Failure to File Laboratory Reports in Clinical Records
Summary
The facility failed to file laboratory reports in the residents' clinical records that were dated and contained the name and address of the testing laboratory for five residents. This deficiency was identified through interviews and record reviews. Specifically, the lab results for Residents #49, #1, #48, #66, and #15 were not uploaded into the electronic health records (EHR) within a reasonable timeframe, ranging from 98 to 243 days after receipt. This failure resulted in auxiliary providers not having the necessary information for dietary consultations and other medical decisions.
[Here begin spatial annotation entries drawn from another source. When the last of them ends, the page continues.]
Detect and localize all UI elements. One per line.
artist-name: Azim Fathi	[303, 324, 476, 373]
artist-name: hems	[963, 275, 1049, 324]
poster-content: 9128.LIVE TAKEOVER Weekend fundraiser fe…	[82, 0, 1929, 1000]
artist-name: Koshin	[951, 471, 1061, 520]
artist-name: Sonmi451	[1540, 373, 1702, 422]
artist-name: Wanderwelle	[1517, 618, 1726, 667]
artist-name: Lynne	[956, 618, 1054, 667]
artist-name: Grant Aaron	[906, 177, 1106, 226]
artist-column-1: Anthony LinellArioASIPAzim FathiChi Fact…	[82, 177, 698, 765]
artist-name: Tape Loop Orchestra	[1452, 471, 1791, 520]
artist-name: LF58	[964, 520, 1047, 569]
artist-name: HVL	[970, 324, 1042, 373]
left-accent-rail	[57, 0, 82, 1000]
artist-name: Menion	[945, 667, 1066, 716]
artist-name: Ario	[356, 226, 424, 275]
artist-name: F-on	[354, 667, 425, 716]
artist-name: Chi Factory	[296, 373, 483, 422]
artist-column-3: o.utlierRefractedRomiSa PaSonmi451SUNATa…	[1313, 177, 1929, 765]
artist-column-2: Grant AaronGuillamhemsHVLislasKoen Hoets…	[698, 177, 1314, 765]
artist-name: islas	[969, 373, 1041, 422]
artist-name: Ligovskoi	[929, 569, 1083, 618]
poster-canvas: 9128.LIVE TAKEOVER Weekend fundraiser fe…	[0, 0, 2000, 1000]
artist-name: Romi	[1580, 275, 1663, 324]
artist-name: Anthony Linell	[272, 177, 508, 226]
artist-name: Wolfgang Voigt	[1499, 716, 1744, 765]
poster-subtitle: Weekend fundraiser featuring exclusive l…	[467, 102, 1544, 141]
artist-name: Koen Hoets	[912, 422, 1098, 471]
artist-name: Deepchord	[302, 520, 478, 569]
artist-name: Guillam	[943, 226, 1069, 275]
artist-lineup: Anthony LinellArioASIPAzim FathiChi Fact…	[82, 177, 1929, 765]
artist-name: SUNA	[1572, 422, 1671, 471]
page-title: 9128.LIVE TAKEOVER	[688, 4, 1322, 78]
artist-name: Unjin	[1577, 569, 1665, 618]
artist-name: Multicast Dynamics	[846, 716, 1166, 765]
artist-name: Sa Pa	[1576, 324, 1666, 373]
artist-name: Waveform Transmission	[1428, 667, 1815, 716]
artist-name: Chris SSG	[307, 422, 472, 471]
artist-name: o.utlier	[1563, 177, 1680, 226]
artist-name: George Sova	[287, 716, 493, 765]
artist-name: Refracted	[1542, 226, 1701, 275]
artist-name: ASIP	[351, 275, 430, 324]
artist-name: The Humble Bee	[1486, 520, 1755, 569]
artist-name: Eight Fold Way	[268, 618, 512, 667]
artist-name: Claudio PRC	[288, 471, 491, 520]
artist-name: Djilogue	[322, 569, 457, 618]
Resident #49, a female with severe cognitive impairment and multiple medical conditions including Alzheimer's disease and cancer, had lab results from a blood draw on 2/20/2024 that were not uploaded as of 5/28/2024. The dietitian (RD) noted that the absence of these lab results did not change her course of treatment but expressed a preference for having the lab results available at the time of her visit. Similarly, Resident #1, a female with intact cognition and multiple medical conditions, had urinalysis results from 9/25/2023 that were not uploaded as of 5/28/2024, despite the MD being notified of the results and new orders being issued. The facility's Director of Nursing (DON) acknowledged that the Medical Records clerk was significantly behind in scanning lab results into the EHR, with some records dating back to September 2023. The DON stated that lab results should be scanned into the EHR no later than the following Monday after receipt. However, a stack of unscanned lab results was found, indicating a systemic issue in maintaining up-to-date medical records. This deficiency could potentially impact the quality of care provided to residents, as providers rely on complete and accurate data to make informed treatment decisions.